In the appointment "Seaweed gardens or seaweed monocultures? If seaweed becomes the new cornfields…”, collectors from all over the world discussed the environmental, economic and social value of this precious resource, condemning unsustainable farming systems as a threat to the ecosystem, while showing the possibility of a seaweed industry “ right” from a socio-ecological point of view.

There are many variety of seaweed in the world, between 30 thousand and 1 million, but many of these are unknown to us. They differ in colour, taste and consistency but all together they are essential for life in the abyss and, at the same time, they produce oxygen as a by-product of chlorophyll photosynthesis. According to some estimates, algae absorb about a third of atmospheric carbon dioxide and are one of the most productive ecosystems in the world capable of surviving extreme environments.

Currently, the cultivated ones yield about 6 billion dollars globally, with very high growth prospects every year. Leading the ranking are China and Indonesia where labor is very cheap, while the USA and Europe are trying to close the gap.

But is the cultivation of algae a solution to the many environmental and food problems or just a new social problem? According to the World Bank the cultivation of approx 500 thousand tons of algae would consume 135 million tons of carbon, or 3,2% of the quantity absorbed by the sea due to greenhouse gas emissions.

However, the effects of the introduction of "alien" species into our seas cannot always be foreseen. According to some studies, there have been cases of ecosystem destruction together with the deprivation of socio-economic opportunities for the entire fishing industry which, on the other hand, owes its survival to those marine ecosystems.

After all, it is always a question of aquaculture, a technique discredited by environmentalists.
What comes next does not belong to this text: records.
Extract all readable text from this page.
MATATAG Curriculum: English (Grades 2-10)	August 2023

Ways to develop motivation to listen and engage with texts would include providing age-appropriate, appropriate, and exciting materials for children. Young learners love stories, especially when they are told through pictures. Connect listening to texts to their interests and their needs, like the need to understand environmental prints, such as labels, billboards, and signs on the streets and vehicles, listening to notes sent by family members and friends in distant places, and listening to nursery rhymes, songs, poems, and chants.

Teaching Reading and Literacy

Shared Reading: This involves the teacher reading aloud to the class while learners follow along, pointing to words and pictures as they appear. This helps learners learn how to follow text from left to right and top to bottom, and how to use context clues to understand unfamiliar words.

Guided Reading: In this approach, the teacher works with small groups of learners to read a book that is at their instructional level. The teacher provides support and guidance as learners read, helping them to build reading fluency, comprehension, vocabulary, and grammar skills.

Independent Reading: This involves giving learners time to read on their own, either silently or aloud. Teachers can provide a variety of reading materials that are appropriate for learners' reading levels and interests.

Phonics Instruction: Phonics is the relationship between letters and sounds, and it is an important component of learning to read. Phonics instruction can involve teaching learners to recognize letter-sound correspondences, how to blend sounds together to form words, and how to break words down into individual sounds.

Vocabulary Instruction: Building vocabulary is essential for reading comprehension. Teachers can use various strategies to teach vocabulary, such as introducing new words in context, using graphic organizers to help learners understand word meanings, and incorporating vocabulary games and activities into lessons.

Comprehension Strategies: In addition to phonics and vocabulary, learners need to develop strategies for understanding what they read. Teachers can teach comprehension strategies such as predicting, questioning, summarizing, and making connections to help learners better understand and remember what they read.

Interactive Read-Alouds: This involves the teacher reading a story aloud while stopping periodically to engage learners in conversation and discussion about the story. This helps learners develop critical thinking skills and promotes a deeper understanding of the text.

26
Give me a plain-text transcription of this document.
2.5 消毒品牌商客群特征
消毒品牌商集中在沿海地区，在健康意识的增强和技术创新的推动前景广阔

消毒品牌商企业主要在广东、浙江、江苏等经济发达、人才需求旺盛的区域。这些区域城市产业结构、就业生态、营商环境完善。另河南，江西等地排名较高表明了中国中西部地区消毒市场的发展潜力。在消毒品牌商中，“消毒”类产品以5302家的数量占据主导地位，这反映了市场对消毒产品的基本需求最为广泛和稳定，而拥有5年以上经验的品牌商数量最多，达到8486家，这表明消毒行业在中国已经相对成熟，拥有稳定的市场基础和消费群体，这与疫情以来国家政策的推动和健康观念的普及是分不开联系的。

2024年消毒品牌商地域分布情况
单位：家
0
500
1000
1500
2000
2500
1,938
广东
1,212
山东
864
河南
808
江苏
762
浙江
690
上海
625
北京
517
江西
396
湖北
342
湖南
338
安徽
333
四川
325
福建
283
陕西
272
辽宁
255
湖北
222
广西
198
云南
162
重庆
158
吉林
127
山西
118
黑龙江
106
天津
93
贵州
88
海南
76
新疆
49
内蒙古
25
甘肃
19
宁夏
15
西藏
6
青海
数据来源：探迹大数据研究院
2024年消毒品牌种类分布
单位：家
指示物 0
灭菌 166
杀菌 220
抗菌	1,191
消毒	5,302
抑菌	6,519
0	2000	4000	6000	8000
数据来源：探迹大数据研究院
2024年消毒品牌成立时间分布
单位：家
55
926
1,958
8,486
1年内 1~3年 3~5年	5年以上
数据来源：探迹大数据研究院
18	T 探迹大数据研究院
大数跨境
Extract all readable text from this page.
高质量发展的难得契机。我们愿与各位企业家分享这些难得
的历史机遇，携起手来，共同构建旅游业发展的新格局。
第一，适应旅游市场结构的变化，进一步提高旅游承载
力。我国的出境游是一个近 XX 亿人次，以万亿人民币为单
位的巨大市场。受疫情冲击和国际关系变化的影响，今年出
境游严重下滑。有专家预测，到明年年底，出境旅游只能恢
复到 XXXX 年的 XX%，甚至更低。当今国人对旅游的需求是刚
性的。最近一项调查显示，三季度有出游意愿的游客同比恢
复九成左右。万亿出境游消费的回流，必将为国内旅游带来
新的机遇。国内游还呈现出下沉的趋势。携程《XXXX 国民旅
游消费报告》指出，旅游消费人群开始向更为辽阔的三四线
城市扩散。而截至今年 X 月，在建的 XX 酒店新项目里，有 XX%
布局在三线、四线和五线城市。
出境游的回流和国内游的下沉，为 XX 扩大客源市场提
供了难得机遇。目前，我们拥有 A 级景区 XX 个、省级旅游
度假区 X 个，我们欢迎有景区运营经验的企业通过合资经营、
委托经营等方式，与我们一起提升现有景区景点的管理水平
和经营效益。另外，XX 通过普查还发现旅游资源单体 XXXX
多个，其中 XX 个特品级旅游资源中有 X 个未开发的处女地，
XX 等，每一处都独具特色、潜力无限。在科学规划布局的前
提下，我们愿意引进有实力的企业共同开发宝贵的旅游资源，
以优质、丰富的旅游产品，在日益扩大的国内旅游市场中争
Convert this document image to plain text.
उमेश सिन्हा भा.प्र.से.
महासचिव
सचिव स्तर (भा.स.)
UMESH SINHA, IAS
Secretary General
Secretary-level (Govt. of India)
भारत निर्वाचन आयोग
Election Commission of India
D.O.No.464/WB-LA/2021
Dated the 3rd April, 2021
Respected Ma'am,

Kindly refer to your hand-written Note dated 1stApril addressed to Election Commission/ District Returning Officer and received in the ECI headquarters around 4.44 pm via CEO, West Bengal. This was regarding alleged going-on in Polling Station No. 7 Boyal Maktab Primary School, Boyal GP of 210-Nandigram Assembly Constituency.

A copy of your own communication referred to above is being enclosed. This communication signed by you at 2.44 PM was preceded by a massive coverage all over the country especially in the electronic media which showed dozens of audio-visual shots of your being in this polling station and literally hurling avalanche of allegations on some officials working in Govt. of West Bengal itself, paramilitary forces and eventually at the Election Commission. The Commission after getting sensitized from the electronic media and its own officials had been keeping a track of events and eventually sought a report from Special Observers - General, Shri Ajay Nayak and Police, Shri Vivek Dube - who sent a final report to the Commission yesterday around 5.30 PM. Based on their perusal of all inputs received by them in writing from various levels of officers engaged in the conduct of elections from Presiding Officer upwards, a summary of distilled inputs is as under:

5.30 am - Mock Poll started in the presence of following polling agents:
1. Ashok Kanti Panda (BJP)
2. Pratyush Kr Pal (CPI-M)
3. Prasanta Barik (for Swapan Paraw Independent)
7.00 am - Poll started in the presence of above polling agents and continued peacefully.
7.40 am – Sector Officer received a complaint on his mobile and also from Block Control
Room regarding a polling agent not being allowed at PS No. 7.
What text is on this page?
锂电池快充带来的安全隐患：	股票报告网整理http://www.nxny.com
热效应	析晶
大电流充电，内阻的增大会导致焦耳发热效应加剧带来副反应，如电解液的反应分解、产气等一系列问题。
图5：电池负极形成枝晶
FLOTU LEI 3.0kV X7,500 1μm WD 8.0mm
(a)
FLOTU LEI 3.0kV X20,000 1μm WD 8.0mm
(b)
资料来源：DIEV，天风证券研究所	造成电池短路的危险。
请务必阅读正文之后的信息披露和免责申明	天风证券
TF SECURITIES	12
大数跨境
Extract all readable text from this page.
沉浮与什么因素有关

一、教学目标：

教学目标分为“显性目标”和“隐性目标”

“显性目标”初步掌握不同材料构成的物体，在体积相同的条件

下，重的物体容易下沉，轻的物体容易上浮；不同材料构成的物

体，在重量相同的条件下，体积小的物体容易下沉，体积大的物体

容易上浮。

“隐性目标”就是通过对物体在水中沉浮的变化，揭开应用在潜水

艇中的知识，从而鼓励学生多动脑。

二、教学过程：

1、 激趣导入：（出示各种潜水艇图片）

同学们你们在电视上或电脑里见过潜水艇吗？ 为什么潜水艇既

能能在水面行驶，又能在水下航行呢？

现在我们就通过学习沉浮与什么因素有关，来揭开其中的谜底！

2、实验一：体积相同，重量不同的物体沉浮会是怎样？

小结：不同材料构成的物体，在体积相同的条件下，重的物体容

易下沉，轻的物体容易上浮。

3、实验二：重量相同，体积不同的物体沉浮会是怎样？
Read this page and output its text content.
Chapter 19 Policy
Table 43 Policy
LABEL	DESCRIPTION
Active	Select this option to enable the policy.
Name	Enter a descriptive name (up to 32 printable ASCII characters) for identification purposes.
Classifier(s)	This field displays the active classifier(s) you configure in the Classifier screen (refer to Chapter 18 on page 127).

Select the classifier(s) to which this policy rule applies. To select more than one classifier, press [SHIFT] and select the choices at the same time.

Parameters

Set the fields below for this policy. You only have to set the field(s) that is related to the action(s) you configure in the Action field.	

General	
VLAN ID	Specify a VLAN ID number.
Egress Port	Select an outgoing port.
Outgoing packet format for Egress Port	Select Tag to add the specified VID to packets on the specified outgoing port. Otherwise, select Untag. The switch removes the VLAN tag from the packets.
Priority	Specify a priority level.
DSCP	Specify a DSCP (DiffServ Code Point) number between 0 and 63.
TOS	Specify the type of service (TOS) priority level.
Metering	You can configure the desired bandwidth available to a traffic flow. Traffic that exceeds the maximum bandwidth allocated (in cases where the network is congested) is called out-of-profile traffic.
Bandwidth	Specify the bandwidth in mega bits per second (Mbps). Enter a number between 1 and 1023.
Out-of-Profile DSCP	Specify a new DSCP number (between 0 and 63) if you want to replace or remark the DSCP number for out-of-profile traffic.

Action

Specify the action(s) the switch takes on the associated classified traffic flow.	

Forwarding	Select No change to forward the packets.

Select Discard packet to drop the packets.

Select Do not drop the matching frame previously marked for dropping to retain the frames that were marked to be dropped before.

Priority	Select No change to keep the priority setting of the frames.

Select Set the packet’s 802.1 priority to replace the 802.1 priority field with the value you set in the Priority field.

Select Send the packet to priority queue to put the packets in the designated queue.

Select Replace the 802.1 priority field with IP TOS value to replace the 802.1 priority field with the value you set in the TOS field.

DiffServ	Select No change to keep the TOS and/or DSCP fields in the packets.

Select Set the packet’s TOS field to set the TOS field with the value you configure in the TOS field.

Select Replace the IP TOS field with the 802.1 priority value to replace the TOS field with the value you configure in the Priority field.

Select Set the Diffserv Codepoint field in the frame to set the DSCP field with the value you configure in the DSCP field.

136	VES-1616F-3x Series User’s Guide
On the subject the American expert Paul Molyneaux he stated that “the only real economic growth is the one that allows the environment, ecosystems and natural resources in general to thrive. And aghiculture does not guarantee all of this”.

It depends on the type of approach according to the wild algae harvester Amanda Swinimer, founder of Dakini Tidal Wilds on Vancouver Island. Hers, unlike others, is based on a healthier relationship between the sea and human beings.

“For the first few years after starting my business, Dakini Tidal Wilds, in 2003, I sold my seaweed to health food stores and only one restaurant, specializing in raw food and vegan cuisine,” Canadian Amanda Swinimer said during a interview -. My clientele at the time were mainly people interested in the enormous health benefits of this food. Little known in the West, seaweed unfortunately enjoyed a reputation for being 'strange and fishy-tasting'. But around 2014 that reputation started to transform from weird to wonderful. I was thrilled that they were becoming recognized not only for their health and nutritional properties, but also appreciated for their unique umami. I attribute this wonderful achievement in large part to the incredible talent of many of the chefs who are doing pioneering work today."

Also present at the event Antonio Labriola ofSlow Food Chefs Alliance. For his region he proposes an ancient recipe made with "mischiglio", i.e. a mix of flours recovered from the farmers in the mills and enriched with leftover legumes, chickpeas, lentils and grass peas flours. All embellished with spirulina which gives the dish a good scent of the sea and a great protein intake. With the mischiglio, Labriola also makes traditional pasta (cavatelli and ferricelli) which, according to the Slow Fish audience, is seasoned with good fish from the Lucanian fishing communities and with cruschi peppers, ingredients that perfectly represent the synergy between sea and land.

And the seaweed? Labriola buys them at the fish market if he is in Turin, while in Basilicata he personally collects seaweed and wild marine plants, such as salicornia (or sea asparagus) and sea fennel.